太多的责怪,就忍受了刺耳,睡梦里,常常不辨东西。
只是问候,只是不放心,只是一次意外的解释。
许多意外,是一个人的意外。拒绝问候,拒接解释。
在意你的问候,拒绝着你的牵挂,在意着拒绝着你霸道的关心,深褐色咖啡豆一样的诱惑,软绵绵的粘在我的唇上。
-- 原来,这个世界一直香喷喷色眯眯雄赳赳地活着。
中午,杂文大家闵生裕电话。无意间,看到他的硬笔书法作品。黑色的册页,跨页拉长以后,绝美的字在辽阔的海面上行云流水的肆意,我多么想管住眼睛,可我按不住我的欲望,突突外窜的贪婪屈膝在那幅字下。是陆机文赋,唐代陆柬之书写,也称二陆文赋。今天,二陆文赋经过老闵出神入化的操练,成了风景。
美到极致,就怕了,就生出了深渊一般不见底的心思。
我知道你一定和我一样迷恋。也给我写一幅字吧。只能这样,不然,惦记会让我疯了。
我在惦记你时,想到你的渴望,往往就委屈了许多。
一件喜爱的,想得到,那么想,想他摆在我面前的样子。我想让你和我一样渴望。我知道我的渴望的源头了。如果时间久了,我还会那么渴望吗。你还会吗。
-- 杜鹃花里,实际,只有一滴蜜放养着一只蝶。
心仪的物品,那么难以得到,轻易得到了。展展的把我放倒了。
原来设计安放的地方,现在被其他物品占领了。怎么放,都是那样不合适。只好塞进床底下。

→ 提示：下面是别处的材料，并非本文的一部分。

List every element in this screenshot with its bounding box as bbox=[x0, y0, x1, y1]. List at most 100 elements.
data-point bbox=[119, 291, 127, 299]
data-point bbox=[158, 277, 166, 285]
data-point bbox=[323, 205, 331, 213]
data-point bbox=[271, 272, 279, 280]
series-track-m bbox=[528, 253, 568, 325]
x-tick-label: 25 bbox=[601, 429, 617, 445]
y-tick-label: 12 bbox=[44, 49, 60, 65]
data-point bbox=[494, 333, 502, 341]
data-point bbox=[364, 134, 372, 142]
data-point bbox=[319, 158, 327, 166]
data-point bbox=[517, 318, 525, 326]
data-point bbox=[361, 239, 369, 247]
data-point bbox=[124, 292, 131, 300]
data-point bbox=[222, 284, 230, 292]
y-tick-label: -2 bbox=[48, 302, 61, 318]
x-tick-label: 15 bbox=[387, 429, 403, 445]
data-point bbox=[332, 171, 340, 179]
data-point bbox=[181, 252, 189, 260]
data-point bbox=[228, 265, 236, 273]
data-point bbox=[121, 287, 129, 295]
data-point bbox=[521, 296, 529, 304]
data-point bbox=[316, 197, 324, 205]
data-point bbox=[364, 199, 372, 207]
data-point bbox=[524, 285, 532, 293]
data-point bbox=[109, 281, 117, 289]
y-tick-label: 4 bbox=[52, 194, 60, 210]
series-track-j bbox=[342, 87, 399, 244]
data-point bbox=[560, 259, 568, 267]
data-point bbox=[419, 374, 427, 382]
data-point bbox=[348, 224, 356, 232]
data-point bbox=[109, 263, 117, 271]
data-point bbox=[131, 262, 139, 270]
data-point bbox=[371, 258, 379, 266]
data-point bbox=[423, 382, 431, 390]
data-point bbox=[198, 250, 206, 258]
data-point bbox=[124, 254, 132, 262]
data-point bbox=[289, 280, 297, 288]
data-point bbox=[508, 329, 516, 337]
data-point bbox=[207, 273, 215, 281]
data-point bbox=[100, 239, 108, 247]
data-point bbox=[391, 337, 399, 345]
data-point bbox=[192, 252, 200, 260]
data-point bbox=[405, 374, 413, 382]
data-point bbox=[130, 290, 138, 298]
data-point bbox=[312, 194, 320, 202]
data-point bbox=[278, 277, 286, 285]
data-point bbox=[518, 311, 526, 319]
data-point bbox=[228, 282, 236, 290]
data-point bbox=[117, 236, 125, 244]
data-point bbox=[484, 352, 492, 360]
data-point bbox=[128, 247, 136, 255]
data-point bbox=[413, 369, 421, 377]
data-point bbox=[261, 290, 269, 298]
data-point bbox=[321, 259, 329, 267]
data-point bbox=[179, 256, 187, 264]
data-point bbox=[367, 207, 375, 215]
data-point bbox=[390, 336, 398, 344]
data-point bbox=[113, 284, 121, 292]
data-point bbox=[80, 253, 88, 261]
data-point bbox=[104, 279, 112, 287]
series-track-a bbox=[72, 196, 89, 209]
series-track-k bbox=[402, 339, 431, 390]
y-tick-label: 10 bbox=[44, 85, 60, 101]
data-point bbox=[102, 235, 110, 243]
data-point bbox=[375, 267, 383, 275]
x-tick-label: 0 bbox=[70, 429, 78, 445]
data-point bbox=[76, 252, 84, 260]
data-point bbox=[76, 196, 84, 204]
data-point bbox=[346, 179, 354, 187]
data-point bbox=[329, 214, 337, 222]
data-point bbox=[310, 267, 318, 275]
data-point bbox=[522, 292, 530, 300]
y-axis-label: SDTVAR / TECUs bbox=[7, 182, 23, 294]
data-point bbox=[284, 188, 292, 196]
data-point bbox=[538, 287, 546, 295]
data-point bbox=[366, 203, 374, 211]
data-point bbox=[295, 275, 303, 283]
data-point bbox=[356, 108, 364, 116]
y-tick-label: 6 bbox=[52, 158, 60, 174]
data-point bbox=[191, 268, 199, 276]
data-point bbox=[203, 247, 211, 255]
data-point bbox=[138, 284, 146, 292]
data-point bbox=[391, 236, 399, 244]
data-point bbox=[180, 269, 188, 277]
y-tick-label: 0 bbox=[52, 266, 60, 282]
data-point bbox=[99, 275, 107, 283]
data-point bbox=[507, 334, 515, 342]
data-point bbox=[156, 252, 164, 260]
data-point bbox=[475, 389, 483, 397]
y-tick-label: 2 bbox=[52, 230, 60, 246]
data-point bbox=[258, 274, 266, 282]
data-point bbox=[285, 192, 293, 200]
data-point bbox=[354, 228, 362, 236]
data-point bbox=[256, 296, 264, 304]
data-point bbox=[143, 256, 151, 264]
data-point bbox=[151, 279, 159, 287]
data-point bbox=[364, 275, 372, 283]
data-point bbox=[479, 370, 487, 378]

只是因为得到的有些晚了,其他的并不重要的,并不是太喜欢的,已经占据了有利的地盘。维持现状的结果,只好委屈心爱的东西。我想,过不了多久,灰尘就覆盖了我愧疚的记忆。
就像现在,我不知该如何安放你一样。
-- 曾经,洗白了时间领口许多艳丽的色泽,知道时,已忘了原来。
中午小睡。电话不依不饶的传达一个远方的关心。那么惊喜,就为走过一个人的风花雪夜的文字,找到了图片,急切的让看看。松树,亭子,雪压枝头。
我心里生长着自然的湖,肆意的草,自由的马,鲜活的两颗心,敦实的平房,细细碎碎的野花。就是有雪,也是安静的覆盖,没有霸道的压迫。
冰凉的豪华,不是我要的感觉。我无法解释,只有自己知道,那个地方长在什么部位。
-- 拇指一点点的声音,好像疼痛时总能听到。
故乡的原风景,寅次郎的作品。那时,第一次风来了浪也白头的院子里听到。常常去听,常常听了,写一些东西留下,潜意识的以文字交换故乡的味道。
希望把喜欢的歌曲收集起来,安置好,音乐里有灵感,有诗歌,有感情,有思念,有色彩,有味道,有眼泪和远方的动静。
-- 音乐收购所有的痛感,每个人都说,那是我受伤的地方。
你不是讨厌小日本吗。那么老的歌,你还喜欢。
我喜欢老的,我忠实我原来的眼睛,不拒绝新的,我坚贞现在的誓言。就这样。
音乐本身没有爱恨。只是听的人心里有爱恨。
吻别,冲动的惩罚,还有罗大佑的恋曲系列,还有我要让你幸福,还有为什么我应该为你哭泣,还有阿莲,还有秋天不再来,还有大大的世界,还有加州旅馆,还有行尸走肉等。
-- 往往,按住夕阳的时候,明日开始张狂,嚣张的灌醉我昨天今天明天的路途。
朋友的母亲是一流的中医。原来想好应该的称呼见面叫不出口了。一头银丝,那么超乎年龄好看。
你唯一的病是把睡眠饿着了,欠了帐是要还得。你必须戒掉一切阻碍你健康的坏习惯。
你在欠账,身体的。
这样的帐还是先欠着吧,我缺乏与恶习惯分道扬镳的能力。苦苦的中药,我一口一口的仔细喝着,我要用这样在舌尖停留的苦,遏制其他的苦。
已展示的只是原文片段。